Экстренный вызов по моему каналу, столь громкий, что брат начинает ворочаться, и ворочаюсь я. Оглушительно рявкаю в ответ. «Основа Основ» много на себя берет; в бездеятельном дрейфе дисциплина любого корабля катится по наклонной плоскости, и если дать ему распуститься, он начинает мнить экипаж всего лишь своим придатком. Иной раз приходится им помыкать, чтобы поставить на место.
Что там у него?
Ага! Сообщение с поверхности, и как раз тогда, когда Нбонг спит. Брат немножко ревнует меня к общему делу.
Переживет.
Что там?
Слушаю. Корабль докладывает. Нет, на этот раз ничего особенного. Девятый счел необходимым сообщить о потере одного зауряд-очистителя, всего-то. По-видимому, зауряд самоликвидировался, получив случайное повреждение. Такое случается, хотя и нечасто.
Сообщение принято к сведению, корабль отчитан за суетливость. Рутина. Очистка идет штатно — а чего еще ждать от спокойной планеты? Неопытные чистильщики, очистив один-два мира, почему-то воображают, будто чем меньше неприятностей проявляется в начале работы, тем больше скверных сюрпризов планета готовит в конце. И лишь после десятой планеты начинают, избавляясь от суеверий, понимать, что это утверждение ни на чем не основано. Если работа у автоном-очистителей пошла, с текущими проблемами они справятся сами.
Жаль, уже не удастся установить, кто сумел попортить заявочный буй — сирингийцы, хлябники или кто-либо еще из слаборазвитых, случайно уцелевших во время Всеобщей Войны? Может быть, индифилы или глуздяне?
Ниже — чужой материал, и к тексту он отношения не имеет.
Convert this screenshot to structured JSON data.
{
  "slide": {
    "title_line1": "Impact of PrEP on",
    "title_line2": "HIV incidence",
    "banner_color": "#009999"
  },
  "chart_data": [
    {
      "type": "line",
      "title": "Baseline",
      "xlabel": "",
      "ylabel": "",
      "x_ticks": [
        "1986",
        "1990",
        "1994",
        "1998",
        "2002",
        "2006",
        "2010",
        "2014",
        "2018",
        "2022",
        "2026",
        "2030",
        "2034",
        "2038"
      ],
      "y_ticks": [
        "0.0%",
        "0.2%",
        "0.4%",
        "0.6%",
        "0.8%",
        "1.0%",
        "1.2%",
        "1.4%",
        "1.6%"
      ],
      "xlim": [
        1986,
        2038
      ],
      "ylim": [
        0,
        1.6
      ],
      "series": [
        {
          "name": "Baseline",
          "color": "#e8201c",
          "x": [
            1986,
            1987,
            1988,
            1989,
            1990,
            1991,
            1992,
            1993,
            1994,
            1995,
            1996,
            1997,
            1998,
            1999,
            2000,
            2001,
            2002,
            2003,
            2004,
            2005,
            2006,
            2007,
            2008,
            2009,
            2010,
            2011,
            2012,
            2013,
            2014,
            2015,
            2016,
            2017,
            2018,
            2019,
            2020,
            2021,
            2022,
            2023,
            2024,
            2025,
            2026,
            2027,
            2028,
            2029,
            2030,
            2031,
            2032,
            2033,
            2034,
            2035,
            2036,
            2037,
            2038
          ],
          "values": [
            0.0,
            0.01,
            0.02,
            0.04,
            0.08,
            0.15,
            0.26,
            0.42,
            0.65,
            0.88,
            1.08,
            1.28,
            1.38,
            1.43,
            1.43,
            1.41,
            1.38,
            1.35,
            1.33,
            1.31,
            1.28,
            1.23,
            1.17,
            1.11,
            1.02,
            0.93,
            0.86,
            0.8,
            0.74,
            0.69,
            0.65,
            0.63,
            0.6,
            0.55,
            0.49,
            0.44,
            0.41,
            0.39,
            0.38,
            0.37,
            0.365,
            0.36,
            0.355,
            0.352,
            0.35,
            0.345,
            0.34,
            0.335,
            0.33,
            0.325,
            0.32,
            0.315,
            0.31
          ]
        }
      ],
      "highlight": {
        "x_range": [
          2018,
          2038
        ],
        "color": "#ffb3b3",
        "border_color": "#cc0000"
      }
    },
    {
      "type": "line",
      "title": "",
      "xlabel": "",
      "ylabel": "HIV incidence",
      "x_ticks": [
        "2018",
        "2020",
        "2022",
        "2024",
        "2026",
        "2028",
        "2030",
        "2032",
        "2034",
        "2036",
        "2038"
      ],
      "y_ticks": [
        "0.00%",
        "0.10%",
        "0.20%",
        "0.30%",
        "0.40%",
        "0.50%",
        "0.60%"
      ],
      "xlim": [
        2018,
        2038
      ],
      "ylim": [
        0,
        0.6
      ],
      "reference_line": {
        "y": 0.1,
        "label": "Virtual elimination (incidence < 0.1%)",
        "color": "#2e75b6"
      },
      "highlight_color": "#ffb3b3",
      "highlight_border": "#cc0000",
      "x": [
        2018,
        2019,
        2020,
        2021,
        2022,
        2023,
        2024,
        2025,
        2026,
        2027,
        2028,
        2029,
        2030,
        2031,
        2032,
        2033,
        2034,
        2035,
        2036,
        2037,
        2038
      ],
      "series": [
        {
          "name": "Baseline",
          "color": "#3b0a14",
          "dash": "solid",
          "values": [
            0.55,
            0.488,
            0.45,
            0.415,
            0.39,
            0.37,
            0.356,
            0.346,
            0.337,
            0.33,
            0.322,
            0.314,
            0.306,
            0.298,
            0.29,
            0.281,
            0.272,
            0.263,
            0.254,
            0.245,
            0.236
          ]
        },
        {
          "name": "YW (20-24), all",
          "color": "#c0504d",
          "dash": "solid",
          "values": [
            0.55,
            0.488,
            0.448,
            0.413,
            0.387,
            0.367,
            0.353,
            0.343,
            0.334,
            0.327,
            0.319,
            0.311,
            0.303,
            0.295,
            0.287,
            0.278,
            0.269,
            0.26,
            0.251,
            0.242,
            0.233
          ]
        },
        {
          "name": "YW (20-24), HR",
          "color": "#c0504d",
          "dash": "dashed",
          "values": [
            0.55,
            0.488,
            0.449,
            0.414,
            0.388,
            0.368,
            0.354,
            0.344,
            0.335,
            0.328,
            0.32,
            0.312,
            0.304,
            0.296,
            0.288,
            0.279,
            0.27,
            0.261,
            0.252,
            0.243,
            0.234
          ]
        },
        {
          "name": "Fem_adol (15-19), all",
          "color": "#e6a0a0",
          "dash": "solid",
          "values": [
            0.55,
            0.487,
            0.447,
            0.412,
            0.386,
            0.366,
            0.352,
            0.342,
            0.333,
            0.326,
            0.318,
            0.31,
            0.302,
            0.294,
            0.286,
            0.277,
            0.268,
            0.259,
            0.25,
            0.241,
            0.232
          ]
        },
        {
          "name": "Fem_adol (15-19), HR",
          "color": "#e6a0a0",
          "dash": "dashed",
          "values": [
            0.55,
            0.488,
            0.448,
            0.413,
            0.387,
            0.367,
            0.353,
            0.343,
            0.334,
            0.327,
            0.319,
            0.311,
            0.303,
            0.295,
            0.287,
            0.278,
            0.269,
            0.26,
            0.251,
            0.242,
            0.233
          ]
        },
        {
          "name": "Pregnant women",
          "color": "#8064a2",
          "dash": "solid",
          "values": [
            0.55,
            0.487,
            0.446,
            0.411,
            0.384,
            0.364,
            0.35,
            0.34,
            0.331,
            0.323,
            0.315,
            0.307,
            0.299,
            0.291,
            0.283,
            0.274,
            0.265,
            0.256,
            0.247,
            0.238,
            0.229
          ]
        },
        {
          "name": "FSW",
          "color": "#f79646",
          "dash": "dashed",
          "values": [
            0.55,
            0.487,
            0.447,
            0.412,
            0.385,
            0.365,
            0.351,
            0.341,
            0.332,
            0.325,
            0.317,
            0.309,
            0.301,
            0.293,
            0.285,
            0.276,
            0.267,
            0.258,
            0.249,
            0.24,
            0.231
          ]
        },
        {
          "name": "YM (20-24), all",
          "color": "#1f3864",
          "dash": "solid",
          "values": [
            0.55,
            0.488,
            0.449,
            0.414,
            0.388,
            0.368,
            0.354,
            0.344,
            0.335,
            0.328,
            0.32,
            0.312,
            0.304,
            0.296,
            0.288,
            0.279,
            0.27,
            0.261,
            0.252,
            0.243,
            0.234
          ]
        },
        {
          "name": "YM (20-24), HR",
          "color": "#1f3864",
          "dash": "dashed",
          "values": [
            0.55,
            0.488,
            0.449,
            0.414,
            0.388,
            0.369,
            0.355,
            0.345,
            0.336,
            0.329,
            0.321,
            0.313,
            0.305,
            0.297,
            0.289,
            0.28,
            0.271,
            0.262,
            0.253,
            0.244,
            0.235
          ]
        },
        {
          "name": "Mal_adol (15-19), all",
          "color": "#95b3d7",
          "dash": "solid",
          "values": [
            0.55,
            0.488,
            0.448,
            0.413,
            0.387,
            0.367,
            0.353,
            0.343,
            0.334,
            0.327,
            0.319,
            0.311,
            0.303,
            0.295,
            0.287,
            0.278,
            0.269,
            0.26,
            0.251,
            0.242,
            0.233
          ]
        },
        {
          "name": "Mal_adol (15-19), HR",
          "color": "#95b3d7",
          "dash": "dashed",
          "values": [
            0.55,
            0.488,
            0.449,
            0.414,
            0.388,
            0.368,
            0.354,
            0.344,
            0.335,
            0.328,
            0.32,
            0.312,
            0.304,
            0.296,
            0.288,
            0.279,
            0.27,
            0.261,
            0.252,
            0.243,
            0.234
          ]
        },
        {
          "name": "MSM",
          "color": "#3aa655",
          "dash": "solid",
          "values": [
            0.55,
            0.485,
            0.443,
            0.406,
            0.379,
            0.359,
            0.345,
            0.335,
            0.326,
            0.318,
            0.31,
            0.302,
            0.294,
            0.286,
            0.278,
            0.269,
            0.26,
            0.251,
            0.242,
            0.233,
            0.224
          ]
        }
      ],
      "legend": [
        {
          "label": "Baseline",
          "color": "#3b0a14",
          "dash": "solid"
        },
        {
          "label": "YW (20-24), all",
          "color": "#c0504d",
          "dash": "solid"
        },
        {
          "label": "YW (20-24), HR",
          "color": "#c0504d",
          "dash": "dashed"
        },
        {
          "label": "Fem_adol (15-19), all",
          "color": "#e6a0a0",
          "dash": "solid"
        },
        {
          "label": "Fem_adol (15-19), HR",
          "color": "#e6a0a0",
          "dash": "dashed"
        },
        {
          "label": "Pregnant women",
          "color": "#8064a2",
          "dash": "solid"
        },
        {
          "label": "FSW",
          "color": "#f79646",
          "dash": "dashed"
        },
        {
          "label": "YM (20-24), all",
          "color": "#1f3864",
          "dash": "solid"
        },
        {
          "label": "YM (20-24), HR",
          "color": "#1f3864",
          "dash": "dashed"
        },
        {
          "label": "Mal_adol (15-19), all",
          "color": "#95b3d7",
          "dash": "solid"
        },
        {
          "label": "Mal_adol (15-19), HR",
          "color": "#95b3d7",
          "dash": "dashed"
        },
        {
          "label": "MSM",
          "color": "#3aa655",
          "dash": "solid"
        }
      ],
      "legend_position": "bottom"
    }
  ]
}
Пожалуй, с очисткой такого вот жалкого мира кое-как справятся даже они. Настоящему работнику тут делать нечего — сущий примитив. Позволь инструкция — и после начала собственно очистки можно было бы со спокойной совестью лечь на обратный курс.
Смущает одно: чувство не чувство — а что-то такое есть, что заставляет насторожиться. Будто кто-то кричит снизу, хотя уже установлено, что телепатическая активность исследованных биологических образцов близка к нулю настолько, что фактически нулем и является. Профессиональное заболевание — мнительность.
Можно спать? Можно.
У брата нелады с пищеварением: бурчит в кишках над самым ухом, мешает. Все равно — сплю.
Город Леона не удивил — ему уже приходилось здесь бывать. Та же деревня, только большая, а вместо ручья — река. Огородов мало, и горожане занимаются ремеслами, когда хотят, а когда не хотят — не занимаются. Пищи в окрестных лесах хватит на десять таких Городов. Жители близлежащих деревень делятся с горожанами лесными фруктами, рыбой, копченым драконьим мясом, зато и получают первыми ткани, украшения, ножи, полированные духовые трубки, стреляющие на двадцать шагов дальше обычных, и многое другое. Хорошо устроились.